Elementary Principles & Practice of Project Management related area within the college

Elementary Principles & Practice of Project Management placement test before admission – required 40% or above performanceStart Date and End Date

Start Date: 30th June 2014

End Date: October 20th 2014Course Fees

Registration Fee: $660.00Early registration: $630.00

Tuition fee: $ 700

Our Teachers expertise for This Course

All teaching staff holds PhD and Master’s Degrees .These qualifications are held in Project Management related fields and additional language qualifications in the English language.

Most of the staff PHDs and none of them have qualifications below masters.

Management & Operations

Academic Structure This Week

6 hours per week – Monday, Thursday to Friday

Weekly assignments on Thursday

Whole day classes entailed

Amount of Hours in General for This Course22 weeks each with 6 hours/ 110 hours

Amount of Hours for Each Day

2 hour per day

Admission Requirements

Leaving certificate or equivalent qualifications

Age 23 and above

Start Date and End Date

Start Date: January 31st 2014

Ending Date: End of AprilCourse Fees

Registration Fee: $150.00Tuition fee: $1760.00

Our Teachers expertise for This Course

The teaching staff has diverse experience in the Management & Operations

They are all assessed to ensure that they help the students develop a critical approach to Management & Operations history.

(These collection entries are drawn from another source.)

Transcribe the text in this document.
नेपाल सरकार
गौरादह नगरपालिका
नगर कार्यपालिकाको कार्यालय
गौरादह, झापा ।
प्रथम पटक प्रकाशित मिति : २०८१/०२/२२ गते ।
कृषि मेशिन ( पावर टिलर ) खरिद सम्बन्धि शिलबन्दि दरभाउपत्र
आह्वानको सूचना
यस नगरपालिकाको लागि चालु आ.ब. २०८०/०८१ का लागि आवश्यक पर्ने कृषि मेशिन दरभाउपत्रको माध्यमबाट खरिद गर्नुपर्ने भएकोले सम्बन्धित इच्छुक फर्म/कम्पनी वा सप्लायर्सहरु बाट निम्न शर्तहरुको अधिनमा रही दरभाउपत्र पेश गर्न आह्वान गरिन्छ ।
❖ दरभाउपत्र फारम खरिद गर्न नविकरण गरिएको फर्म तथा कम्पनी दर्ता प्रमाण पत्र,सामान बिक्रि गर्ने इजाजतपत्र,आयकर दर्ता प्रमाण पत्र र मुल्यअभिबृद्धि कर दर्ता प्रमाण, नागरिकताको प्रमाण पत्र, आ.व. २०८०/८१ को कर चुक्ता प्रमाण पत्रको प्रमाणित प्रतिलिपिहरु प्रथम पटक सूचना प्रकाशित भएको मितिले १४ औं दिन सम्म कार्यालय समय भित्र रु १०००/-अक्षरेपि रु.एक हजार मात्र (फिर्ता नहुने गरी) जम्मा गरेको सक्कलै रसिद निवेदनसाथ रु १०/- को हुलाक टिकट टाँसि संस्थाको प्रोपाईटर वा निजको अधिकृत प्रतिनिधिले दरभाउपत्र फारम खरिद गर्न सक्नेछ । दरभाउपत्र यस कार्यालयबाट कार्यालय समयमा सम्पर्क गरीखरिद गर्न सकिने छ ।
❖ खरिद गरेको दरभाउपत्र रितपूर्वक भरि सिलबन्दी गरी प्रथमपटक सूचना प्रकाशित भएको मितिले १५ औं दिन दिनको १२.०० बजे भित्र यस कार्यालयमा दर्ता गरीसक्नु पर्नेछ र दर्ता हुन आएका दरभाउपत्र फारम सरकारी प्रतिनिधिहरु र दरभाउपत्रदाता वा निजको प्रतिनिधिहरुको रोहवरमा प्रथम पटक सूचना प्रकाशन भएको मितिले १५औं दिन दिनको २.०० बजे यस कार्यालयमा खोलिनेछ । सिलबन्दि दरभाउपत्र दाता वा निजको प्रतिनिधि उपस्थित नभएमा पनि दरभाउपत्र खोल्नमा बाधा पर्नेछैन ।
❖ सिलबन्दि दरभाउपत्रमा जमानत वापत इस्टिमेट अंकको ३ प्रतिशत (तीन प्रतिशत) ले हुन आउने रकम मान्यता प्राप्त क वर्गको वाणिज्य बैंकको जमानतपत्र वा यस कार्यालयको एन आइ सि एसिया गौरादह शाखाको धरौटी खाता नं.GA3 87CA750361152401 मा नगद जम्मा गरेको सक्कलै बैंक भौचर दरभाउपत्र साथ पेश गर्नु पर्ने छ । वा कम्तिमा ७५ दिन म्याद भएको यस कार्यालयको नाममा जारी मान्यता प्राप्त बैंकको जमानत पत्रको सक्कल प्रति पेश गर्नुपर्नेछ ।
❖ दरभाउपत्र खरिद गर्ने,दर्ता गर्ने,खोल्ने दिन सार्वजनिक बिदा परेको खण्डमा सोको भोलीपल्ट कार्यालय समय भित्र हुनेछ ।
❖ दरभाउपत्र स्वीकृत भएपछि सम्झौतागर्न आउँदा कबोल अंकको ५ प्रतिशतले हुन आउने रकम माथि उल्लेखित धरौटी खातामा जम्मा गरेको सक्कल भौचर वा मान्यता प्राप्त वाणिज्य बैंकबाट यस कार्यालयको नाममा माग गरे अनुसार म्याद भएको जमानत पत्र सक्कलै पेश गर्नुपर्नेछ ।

Their qualifications are also certified by famous institutions as a prerequisite before they join the institution.

Banking concepts

Academic Structure This Week

4 hours per week – 5 lectures per week

Banking assessment test on Wednesday

Full time classes for all levels

Number of Hours in General for This Course13 weeks each with 2 hours/ 34 hours

Four semesters of 12 weeks

Total of 146 hours

Amount of Hours for Each Day

1 hour on Monday and two hours on Thursday

Admission Requirements

Pre-intermediate level banking

Start Date and End Date

Start Date: February 22th 2014

End Date: November, 23th 2016Course charges

Registration Fee: $340.00Tuition Fee: $1970.00

Our Teachers Skills for This Course

The teachers are all trained by prominent institutions in their practiced banking focus areas. They have exposed experience in ensuring their students develop a critical perspective towards their studies. This is supported by the provision of course materials in their practice.

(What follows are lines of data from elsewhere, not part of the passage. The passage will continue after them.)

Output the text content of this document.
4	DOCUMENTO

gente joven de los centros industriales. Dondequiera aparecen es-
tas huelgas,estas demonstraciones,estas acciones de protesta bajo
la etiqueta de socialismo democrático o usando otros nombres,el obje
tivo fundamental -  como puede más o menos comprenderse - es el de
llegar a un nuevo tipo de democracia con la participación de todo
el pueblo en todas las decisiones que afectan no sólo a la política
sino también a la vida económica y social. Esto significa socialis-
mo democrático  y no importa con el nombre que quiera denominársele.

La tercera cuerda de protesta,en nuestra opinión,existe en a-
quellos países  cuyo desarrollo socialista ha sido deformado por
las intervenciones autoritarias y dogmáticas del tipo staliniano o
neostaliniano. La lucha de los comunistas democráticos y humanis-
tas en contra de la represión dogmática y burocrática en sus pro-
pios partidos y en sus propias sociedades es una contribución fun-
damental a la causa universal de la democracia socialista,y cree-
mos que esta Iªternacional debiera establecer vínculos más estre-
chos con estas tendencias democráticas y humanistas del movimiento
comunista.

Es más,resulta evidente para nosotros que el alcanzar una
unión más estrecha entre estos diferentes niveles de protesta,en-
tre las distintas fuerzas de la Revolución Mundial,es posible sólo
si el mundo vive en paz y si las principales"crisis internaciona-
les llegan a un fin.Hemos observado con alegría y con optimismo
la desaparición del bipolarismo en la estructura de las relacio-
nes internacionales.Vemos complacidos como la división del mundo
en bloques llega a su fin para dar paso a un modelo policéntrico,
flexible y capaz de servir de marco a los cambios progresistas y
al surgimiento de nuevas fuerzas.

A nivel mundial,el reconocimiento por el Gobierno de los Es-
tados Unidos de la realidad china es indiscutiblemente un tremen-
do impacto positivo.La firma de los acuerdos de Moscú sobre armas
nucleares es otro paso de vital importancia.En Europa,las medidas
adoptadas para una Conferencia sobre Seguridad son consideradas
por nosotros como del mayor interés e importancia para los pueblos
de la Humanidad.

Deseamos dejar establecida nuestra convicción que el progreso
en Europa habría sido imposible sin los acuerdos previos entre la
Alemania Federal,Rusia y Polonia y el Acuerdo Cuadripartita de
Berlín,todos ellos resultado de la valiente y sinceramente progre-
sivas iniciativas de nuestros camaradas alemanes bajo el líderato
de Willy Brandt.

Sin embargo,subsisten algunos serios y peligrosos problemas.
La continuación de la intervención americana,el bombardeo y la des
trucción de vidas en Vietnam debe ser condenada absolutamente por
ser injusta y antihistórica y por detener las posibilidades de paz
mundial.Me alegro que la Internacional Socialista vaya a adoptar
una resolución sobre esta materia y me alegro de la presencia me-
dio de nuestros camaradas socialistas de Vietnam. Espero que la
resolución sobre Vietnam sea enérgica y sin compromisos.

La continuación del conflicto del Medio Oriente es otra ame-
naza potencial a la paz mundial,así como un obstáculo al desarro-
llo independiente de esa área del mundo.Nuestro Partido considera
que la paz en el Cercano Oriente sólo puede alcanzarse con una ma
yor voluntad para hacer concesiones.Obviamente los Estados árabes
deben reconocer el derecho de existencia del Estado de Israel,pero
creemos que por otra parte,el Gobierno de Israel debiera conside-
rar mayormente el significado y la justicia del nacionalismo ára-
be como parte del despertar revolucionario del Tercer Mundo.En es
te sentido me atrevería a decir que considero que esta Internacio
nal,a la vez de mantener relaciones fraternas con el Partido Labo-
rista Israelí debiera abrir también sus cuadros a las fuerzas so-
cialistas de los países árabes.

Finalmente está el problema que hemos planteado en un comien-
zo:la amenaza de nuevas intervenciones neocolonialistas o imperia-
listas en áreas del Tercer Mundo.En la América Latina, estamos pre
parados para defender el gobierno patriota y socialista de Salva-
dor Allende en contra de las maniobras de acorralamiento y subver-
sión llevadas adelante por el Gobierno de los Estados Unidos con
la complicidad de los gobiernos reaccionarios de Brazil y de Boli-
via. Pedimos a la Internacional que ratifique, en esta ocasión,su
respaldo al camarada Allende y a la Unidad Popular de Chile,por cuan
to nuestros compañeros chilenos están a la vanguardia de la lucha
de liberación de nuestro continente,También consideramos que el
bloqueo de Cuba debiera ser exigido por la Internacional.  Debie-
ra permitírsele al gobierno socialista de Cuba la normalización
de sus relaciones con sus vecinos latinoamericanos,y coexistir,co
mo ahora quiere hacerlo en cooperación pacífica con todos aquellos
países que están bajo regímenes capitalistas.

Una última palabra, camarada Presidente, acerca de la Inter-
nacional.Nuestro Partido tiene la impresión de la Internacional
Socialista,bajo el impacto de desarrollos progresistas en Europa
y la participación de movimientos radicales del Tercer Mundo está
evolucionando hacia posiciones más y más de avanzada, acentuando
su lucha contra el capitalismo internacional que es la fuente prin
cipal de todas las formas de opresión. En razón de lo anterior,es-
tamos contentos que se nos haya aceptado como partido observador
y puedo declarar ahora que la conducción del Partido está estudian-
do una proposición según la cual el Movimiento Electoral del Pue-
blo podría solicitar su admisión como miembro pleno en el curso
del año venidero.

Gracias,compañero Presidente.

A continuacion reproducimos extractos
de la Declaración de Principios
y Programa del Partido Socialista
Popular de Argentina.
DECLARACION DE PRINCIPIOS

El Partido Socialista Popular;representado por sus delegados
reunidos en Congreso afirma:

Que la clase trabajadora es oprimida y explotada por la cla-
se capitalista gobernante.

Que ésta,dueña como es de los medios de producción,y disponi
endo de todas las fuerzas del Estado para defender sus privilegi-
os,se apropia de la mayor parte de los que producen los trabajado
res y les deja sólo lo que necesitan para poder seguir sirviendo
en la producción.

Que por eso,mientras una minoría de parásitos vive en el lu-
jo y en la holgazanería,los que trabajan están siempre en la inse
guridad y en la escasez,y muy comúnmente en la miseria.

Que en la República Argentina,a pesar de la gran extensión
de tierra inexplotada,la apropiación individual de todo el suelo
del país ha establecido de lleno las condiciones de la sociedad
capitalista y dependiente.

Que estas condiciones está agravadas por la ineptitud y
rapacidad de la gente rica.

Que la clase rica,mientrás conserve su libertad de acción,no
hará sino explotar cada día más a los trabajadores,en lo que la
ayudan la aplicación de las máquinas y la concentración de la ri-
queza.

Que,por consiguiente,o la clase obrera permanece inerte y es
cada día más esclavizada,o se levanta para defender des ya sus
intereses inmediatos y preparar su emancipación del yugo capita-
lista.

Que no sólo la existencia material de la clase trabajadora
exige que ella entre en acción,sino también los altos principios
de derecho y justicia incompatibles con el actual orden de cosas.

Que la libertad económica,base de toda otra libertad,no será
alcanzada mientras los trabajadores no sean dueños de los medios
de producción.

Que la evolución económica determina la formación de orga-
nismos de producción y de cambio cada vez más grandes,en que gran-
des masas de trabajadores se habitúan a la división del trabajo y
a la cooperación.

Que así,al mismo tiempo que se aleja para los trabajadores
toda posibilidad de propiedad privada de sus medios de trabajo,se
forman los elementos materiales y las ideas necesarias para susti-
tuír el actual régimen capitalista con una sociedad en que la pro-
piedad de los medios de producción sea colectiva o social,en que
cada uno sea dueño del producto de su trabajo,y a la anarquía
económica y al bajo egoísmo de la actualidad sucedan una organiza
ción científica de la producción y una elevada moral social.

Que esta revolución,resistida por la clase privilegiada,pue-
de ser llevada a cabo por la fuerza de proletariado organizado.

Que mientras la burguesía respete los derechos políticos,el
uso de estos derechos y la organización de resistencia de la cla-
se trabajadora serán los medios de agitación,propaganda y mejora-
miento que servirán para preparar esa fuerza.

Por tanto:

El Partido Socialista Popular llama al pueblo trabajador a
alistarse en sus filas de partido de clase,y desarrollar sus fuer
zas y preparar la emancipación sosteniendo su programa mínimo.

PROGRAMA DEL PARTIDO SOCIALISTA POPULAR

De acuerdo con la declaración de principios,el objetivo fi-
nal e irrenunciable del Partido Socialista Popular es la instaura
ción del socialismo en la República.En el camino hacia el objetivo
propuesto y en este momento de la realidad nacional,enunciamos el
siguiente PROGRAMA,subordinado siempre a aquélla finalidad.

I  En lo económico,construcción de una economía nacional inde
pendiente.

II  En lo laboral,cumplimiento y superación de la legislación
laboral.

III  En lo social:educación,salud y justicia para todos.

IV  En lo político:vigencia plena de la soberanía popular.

Banking & Finance Security

Academic Structure This Week

4 hours per week – 1hours Tuesday and 1 hour Friday

Principals of Banking & Finance Security on Wednesday

Full time classes for all students

Amount of Hours in General for This Course

Four semesters for the full course

11 weeks per semester with 4 hours each week/ 36 hours

Total 143 hours

Duration of Hours for Each Day

Two or 3 hours for each day

Admission Requirements

Intermediate Principals of Banking & Finance Security

Principals of Banking & Finance Security test before admission with 60% performance

Excellent A levels or equivalentStart Date and End Date

Start Date: Spring 2015

End Date: Autumn 2017Course Fees

Enrolment Fee: $760.00Early enrollment: $9700.00

Our Teachers Skills for This Course

The instruction entails the use of the professional peers and practical application

. While the peers are picked from the best performing students, the teachers are qualified staff and approved by the administrative board.